DALLAS—The Commission on a Way Forward is nearing the completion of its task of making recommendations of possible ways forward for The United Methodist Church regarding the inclusion of lesbian, gay, bisexual, transgender and questioning/queer persons in the global denomination.
The 32-member commission concluded its three-day meeting in Dallas, Texas, Jan. 20 after reworking sketches of possible models of the future of the denomination that will be part of the final report to the Council of Bishops in May.
Bishop Sandra Steiner Ball, one of the moderators of the commission, noted that the members—who have had six meetings since January last year—are confident that the commission will succeed in its work.
“The common work of God’s spirit moves in each one of our lives. The spiritual gifts that are gifted to each of us by God are given to be used for the common good of all people,” she said. “It is this spirit that both unifies us and inspires us to use the diversity of spiritual gifts to be visionaries and to consider the whole realm of what is possible; to dream dreams, big dreams, to the glory of God.”
She said the commission, in the unity of God’s spirit, continues to take a fresh look at the church and what is possible.
“We seek a way forward for The United Methodist Church that strengthens and expands Christ’s mission in ways that value and enable the church to reach more people in different contexts around the world and to minister with faithfulness, humility, creativity and generosity,” she said.
Council of Bishops President Bishop Bruce Ough and Bishop Michael McKee both addressed the members Jan. 18, the first day of the meeting.
“Time is running short and we need to focus. Simple is better than complex. Reasonable detail is better than ambiguity. Fewer disciplinary changes is better than more. Honor the parameters and values of the ‘Mission, Vision and Scope’ document—unity, contextualization and enhanced mission,” Ough said.
Ough also asked the commission to provide the council with a draft theological statement that both informs the structural models and creates a compelling narrative for the models.
Each day of the three-day meeting began with devotions that were led by the moderators, Steiner Ball, Bishop Ken Carter and Bishop David Yemba, using 1 Corinthians 12 on the importance of being one body of Christ despite the differences.
In reviewing the feedback from the Council of Bishops, the commission worked on incorporating the UMC theological foundation in proposed models for the future of the UMC.

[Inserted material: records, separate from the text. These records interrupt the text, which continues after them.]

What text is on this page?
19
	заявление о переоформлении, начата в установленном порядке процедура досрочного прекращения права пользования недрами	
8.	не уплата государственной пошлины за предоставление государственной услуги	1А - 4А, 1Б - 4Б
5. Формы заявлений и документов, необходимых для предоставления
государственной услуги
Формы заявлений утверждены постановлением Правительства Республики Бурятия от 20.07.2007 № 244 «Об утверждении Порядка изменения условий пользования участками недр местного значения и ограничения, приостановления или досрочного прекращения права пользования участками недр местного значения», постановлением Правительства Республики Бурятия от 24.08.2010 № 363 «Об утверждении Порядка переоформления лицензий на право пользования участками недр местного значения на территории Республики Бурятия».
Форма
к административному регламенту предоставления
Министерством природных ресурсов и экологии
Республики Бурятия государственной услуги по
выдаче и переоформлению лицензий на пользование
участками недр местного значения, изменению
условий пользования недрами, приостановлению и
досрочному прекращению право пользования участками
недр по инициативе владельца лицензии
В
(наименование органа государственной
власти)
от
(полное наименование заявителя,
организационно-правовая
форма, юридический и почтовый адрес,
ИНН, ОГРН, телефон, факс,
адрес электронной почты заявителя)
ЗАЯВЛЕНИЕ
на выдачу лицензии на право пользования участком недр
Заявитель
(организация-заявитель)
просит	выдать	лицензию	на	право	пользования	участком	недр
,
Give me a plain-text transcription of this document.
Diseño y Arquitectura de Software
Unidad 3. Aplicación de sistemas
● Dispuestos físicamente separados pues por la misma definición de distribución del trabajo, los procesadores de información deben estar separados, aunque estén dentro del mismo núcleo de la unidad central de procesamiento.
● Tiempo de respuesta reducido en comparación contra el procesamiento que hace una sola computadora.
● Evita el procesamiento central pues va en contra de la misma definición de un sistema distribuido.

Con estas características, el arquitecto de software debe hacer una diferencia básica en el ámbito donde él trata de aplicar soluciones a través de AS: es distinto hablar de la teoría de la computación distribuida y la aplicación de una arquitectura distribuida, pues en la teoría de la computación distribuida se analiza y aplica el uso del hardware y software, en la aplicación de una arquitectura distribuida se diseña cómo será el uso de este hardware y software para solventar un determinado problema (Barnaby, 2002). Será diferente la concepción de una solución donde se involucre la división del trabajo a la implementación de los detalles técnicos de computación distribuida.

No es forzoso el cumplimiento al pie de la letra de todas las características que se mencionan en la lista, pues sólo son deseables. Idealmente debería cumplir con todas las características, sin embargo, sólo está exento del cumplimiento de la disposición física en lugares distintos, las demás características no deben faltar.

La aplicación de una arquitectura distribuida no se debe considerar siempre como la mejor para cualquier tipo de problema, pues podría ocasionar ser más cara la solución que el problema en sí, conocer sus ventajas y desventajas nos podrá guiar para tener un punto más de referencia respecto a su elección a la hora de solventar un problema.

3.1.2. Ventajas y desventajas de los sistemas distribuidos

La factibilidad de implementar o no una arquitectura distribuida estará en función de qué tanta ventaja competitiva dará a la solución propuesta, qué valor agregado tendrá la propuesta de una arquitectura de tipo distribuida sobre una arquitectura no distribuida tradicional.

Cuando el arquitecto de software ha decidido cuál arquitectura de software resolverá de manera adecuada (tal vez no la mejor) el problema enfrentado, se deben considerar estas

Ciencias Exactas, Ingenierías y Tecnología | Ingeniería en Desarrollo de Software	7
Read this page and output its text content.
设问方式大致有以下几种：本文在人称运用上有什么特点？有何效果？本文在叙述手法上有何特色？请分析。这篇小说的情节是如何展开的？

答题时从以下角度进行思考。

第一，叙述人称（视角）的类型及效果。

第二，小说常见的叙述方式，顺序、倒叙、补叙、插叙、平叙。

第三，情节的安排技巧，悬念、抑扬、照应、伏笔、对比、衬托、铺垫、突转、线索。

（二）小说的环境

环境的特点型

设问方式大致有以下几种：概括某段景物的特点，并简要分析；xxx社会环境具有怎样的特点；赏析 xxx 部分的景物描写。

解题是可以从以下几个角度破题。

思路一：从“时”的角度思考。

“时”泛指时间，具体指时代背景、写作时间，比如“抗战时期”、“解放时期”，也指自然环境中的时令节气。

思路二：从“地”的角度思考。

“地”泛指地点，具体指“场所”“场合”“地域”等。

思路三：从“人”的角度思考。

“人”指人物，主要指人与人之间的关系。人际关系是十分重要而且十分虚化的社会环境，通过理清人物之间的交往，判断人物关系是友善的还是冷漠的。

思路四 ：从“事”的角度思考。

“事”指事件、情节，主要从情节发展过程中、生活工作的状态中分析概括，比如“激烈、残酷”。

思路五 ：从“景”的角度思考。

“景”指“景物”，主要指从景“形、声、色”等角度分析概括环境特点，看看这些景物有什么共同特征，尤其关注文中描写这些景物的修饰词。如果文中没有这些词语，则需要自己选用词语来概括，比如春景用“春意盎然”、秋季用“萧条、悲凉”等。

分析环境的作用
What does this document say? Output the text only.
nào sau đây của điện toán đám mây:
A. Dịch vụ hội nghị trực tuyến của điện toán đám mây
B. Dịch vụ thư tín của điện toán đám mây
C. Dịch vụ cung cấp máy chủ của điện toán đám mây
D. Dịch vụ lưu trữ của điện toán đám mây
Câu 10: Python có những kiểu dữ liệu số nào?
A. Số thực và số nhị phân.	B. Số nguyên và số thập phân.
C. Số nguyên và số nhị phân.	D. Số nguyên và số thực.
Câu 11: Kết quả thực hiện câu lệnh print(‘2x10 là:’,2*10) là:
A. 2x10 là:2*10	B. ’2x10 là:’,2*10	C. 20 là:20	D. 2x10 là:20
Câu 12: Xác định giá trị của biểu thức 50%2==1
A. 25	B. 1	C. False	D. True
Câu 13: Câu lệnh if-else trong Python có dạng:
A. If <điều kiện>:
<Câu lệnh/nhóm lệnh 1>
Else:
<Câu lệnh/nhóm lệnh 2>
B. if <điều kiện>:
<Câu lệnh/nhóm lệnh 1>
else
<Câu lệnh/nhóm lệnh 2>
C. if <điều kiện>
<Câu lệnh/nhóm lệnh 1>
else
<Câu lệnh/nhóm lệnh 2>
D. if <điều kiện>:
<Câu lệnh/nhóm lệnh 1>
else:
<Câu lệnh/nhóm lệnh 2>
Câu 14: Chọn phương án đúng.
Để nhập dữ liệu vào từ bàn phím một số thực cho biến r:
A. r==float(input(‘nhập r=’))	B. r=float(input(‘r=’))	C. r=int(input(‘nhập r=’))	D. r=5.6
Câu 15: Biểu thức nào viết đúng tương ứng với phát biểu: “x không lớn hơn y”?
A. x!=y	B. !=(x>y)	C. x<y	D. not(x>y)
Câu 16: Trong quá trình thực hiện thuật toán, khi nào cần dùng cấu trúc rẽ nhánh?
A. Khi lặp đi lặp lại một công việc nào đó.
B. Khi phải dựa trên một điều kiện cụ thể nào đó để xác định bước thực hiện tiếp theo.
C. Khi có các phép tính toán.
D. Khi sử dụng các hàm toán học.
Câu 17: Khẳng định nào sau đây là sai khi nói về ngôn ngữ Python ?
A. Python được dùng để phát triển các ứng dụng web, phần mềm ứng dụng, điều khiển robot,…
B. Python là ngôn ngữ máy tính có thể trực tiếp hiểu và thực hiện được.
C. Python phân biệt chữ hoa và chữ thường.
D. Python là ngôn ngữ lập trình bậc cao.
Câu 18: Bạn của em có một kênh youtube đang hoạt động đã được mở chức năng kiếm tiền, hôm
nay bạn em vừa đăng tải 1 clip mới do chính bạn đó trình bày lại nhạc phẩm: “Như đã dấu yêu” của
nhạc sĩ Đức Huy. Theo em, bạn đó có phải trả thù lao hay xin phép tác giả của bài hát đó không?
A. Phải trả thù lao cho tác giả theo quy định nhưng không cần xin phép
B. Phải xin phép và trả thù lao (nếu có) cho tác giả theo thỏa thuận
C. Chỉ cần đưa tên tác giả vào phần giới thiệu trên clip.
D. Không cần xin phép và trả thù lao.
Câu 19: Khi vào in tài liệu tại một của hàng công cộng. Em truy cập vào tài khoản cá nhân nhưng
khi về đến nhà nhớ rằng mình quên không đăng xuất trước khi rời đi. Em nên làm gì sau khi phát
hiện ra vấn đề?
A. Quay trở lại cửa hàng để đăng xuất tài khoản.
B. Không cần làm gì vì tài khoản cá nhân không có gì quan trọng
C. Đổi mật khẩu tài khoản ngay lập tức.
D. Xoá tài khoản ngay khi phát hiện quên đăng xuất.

“We understand that a way forward must go deeper than structural change and legislative revision. A way forward for the church draws upon the deep consensus of all that we believe and teach, especially about the grace of God which leads to mission and holiness,” said Carter as he reflected on the theological work. “At the same time, we approach this theological work with a ‘convicted humility’—we are grounded in important convictions, and yet we ‘see through a glass darkly,’ in Paul’s words, and so we hold these convictions with humility before God and each other.”
Commission members also discussed the importance of maintaining the missional focus of the UMC in any future structural changes.
“As the commission continues its efforts to dream anew, it also continues to work to paint a picture of the dream for people in ways they can catch glimpses of and have hope for a wholly and holy way forward that enables the UMC to better reach new people, and more people with the good news of Jesus Christ in all parts and contexts of the world,” Steiner Ball said.
With Central conferences being integral parts of any way forward, the commission spent time working on how those conferences outside of the United States would be incorporated in any possible structural models in this global denomination.
“We are a global church and every decision we make should be seen in that context,” said Yemba as he shared a report on Central Conferences. “As The United Methodist Church continues the struggle on how to find a way forward on the burning issue of human sexuality, we need to continue using our collective wisdom as connection in order to create space and flexibility that allow central conferences to stay and work together to fulfill our missional mandate.”
Yemba added, “Many United Methodists outside of the United States would like to see the context be taken into consideration seriously. Whatever models the Council of Bishops will come up with and recommend to General Conference as a way forward, it is expected that such a recommendation will provide space to focus on what unites us and not what separates us as well as what we can say together as basic principles on human sexuality in the light of the Gospel.”
The commission plans to share its reworked models of possible ways forward with the Council of Bishops next month at a meeting that has been called to specifically hear more from the commission.